I'm a PhD Candidate at Stanford studying computational biology. My thesis work in the Kundaje Lab has been developing ProCapNet, a deep learning model that predicts transcription initiation from DNA sequence alone. Interpreting ProCapNet provides insights into how the human genome encodes gene regulation, ultimately aiming to improve our understanding of genetic causes of disease.
I love teaching as much as I love science -- mostly CS109, Stanford's Intro to Probability course, where we build all the way up from fundamentals to the theory behind machine learning. I've also mentored several junior scientists (high school and undergrad) throughout my PhD.
Before Stanford, I worked with Dr. Shaun Mahony at Penn State University. We studied how well sequence models transfer across species, including how a simple domain adaptation strategy can reduce model mispredictions in transposable elements.
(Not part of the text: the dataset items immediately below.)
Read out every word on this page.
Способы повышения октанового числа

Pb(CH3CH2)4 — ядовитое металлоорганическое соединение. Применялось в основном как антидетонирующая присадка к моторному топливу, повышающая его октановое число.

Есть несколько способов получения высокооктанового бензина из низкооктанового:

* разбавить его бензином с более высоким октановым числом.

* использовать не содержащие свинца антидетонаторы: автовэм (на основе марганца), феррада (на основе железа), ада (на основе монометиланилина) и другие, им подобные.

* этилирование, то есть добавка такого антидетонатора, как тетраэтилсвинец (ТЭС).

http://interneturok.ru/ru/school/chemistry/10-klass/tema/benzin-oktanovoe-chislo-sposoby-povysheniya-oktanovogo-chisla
I graduated from Duke University with a Bachelor's in Computer Science and Minors in Statistics and Computational Biology, where I started my research career in the lab of Dr. Jeremy Kay, investigating isoform diversity in neuron cell-surface receptors. I also proudly served as drum major of the Duke University Marching Band.
In my free time, I volunteer at Pets In Need Palo Alto, rock climb, bake, and make music with the Stanford Laptop Orchestra.
Cochran, K., Yin, M., Mantripragada, A., Schreiber J., Marinov, G., Shah, S.R., Yu, H., Lis, J.T., & Kundaje, A. 2024. Dissecting the cis-regulatory syntax of transcription initiation with deep learning. bioRxiv. Under review.
Cochran, K., Srivastava, D., Shrikumar, A., Balsubramani, A., Hardison, R.C., Kundaje, A., & Mahony, S. 2022. Domain-adaptive neural networks improve cross-species transcription factor binding prediction. Genome Research, 32: pp. 512-523.
Ray, T., Cochran, K., Kozlowski, C., Wang. J., Alexander, G., Cady, M.A., Spencer. W.J., Ruzycki, P.A., Clark, B.S., Laeremans, A., He, M-X., Wang, X., Park, E., Hao, Y., Iannaccone, A., Hu, G., Fedrigo, O., Skiba, N.P., Arshavsky, V.Y., & Kay, J.N. 2020. Comprehensive identification of mRNA isoforms reveals the diversity of neural cell-surface molecules with roles in retinal development and disease. Nature Communications, 11(1): pp. 1-20.